## 12.8 Confidence intervals 

### 12.8.1 Confidence intervals for the regression coefficients

Confidence intervals give us more information than the estimated regression coefficient, because they take into account the uncertainty in our estimates. Confidence intervals are constructed in such a way so that they will contain the true population parameter a specified proportion of the time, typically 95%.

Remember that a formal interpretation of the 95% confidence interval is as follows: if the analysis was repeated 100 times and 95% confidence intervals were obtained each time, then 95% of those confidence intervals would contain the true population parameter. More informally, confidence intervals are often interpreted as a range of plausible values for the true population parameter.

The definition of a  95% confidence interval for the parameter $\hat{\beta}_1$  is given by:

$$
\hat{\beta}_1 \pm t_{0.025, n-2} SE(\hat{\beta}_1)
$$

where  $t_{0.025, n-2}$ represents the $0.975^{th}$ centile of a t-distribution with $(𝑛−2)$ degrees of freedom.

If 0 lies in the confidence interval, we would conclude that the independent variable and outcome are not associated, because it is plausible that $\beta1=0$. If 0 does not lie within the confidence interval, then there is evidence of an association.

Note that if $n$ is sufficiently large, the t-distribution is well approximated by a normal distribution. In this case, a 95% confidence interval can be found by:

$$
\hat{\beta}_1 \pm 1.96 \times SE(\hat{\beta}_1)
$$

 
Example: Calculate a 95% for  $\hat{\beta}_1$  (using the values given in the R output above):

Click the button to reveal the solution.

```{toggle}
Solution: 

$$
\hat{\beta}_1 \pm 1.96 \times SE(\hat{\beta}_1) \\
0.46656 \pm 1.96 \times 0.03054
$$

which gives a 95% CI from 0.407 to 0.526.

Since 0 does not lie within the interval, we conclude that there is evidence of an association between birthweight and length of pregancy (as indicated by the results of the hypothesis test).
```

Alternatively, we can obtain confidence intervals using confint in R:

In [1]:
#Confidence intervals for beta_1
data<- read.csv('https://www.inferentialthinking.com/data/baby.csv')
model1<-lm(Birth.Weight~Gestational.Days, data=data)
confint(model1, parm=2, level = 0.95)

Unnamed: 0,2.5 %,97.5 %
Gestational.Days,0.4066435,0.5264702


We have looked at creating 95% confidence intervals, but there is nothing special about 95%. We may instead be interested in 99% or 90% confidence intervals. A similar approach is used to construct these intervals.

*Exercise:* Edit the above code to find 95% and 90% confidence intervals for $\hat{\alpha_1}$ in Model 2. **Hint**: Use the [R documentation](https://www.rdocumentation.org/packages/stats/versions/3.6.2/topics/confint) for the command ```confint``` as a guide.

So far we have only discussed conducting inference on the estimated regression coefficients. However, it may also be of interest to determine **confidence intervals for the fitted outcomes**, or **prediction intervals**. The subsequent two sections describe and illustrate these two concepts, respectively. 

### 12.8.2 Confidence intervals for a fitted value 

Confidence intervals can be obtained for the fitted value of $Y$ given a particular value of $X$. We denote the fitted value when $X=x$ as $y_x$. The expected value of $y_x$ is equal to $\hat{Y}=\beta_0+\beta_1x$ and its variance is given by:

$$
V(\hat{y}_x) = \sigma^2 (\frac{1}{n}+\frac{(x-\bar{x})^2}{SS_{xx}})
$$

where $SS_{xx}=\sum_{i=1}^n(x_i-\bar{x})^2$, i.e. the sum of squares of $X$.  

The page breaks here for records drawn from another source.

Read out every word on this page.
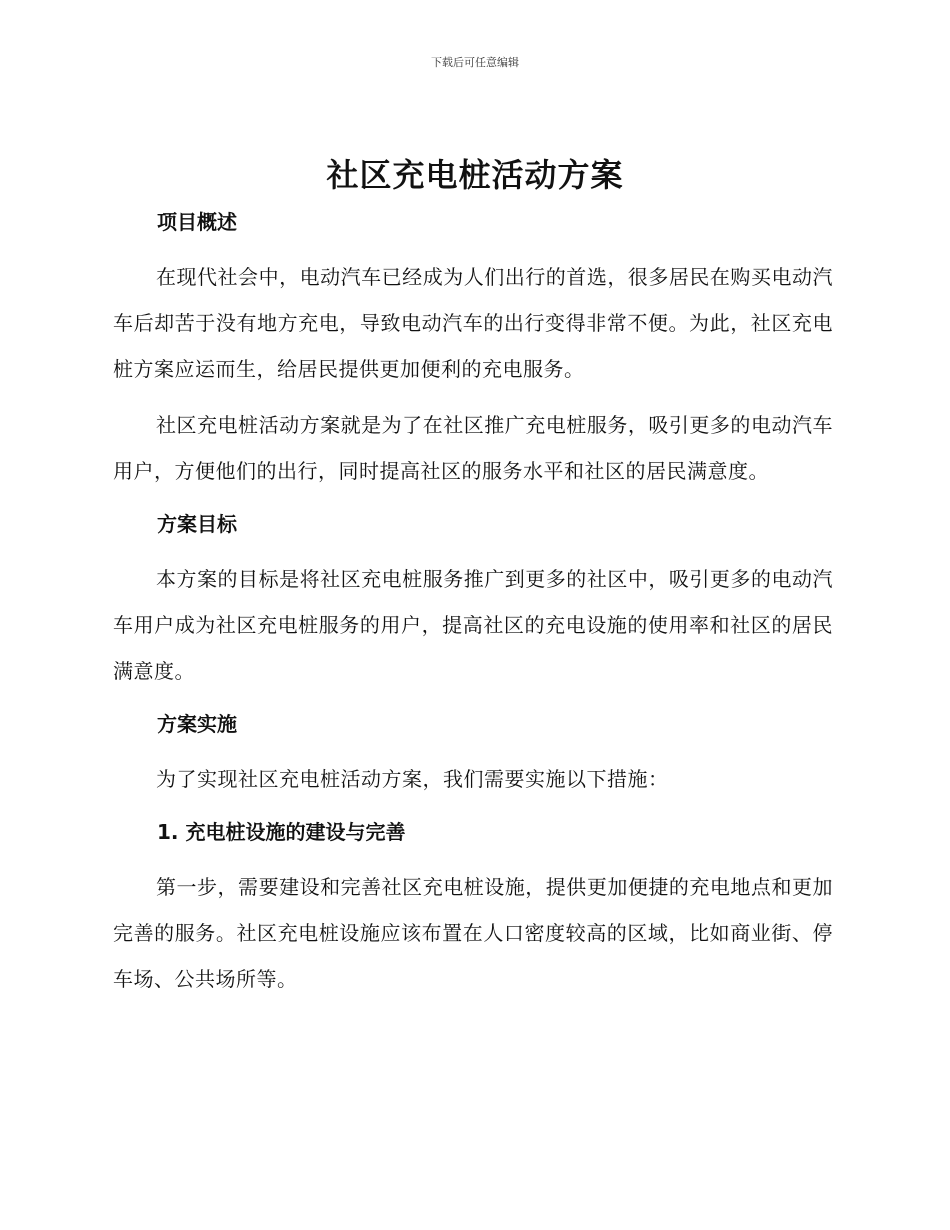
下载后可任意编辑
社区充电桩活动方案
项目概述

在现代社会中，电动汽车已经成为人们出行的首选，很多居民在购买电动汽车后却苦于没有地方充电，导致电动汽车的出行变得非常不便。为此，社区充电桩方案应运而生，给居民提供更加便利的充电服务。

社区充电桩活动方案就是为了在社区推广充电桩服务，吸引更多的电动汽车用户，方便他们的出行，同时提高社区的服务水平和社区的居民满意度。

方案目标

本方案的目标是将社区充电桩服务推广到更多的社区中，吸引更多的电动汽车用户成为社区充电桩服务的用户，提高社区的充电设施的使用率和社区的居民满意度。

方案实施

为了实现社区充电桩活动方案，我们需要实施以下措施：

1. 充电桩设施的建设与完善

第一步，需要建设和完善社区充电桩设施，提供更加便捷的充电地点和更加完善的服务。社区充电桩设施应该布置在人口密度较高的区域，比如商业街、停车场、公共场所等。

Therefore, the 95% confidence interval is given by:

$$
\hat{y_x} \pm t_{n-2, 0.975}\hat{\sigma} \sqrt{\frac{1}{n}+ \frac{(x-\bar{x})^2}{SS_{xx}}}
$$

95% confidence intervals can be obtained for values of the independent variable that do not belong in the data. However, the width of the confidence interval increases with the distance from the mean (as can be seem from the formula and figure given below). Care must be taken when extrapolating outside the range of the observed data as this makes an un-testable assumption that linearity continues outside the observed data range. 

*Example*. The R code below calculates a 95% confidence interval for the fitted value of birthweight of a baby born after 280 gestational days. 
 

In [8]:
#Confidence interval for a fitted value 
new.data<-data.frame(Gestational.Days=280)
predict(model1, newdata=new.data, interval="confidence", level=0.95)

fit,lwr,upr
119.8818,118.9215,120.8421


The 95\% confidence interval for $y_{280}$ is (118.9, 120.8). Informally, we can interpret this as: it is plausible that the true value of $y_{280}$ lies between 118.9 and 120.8.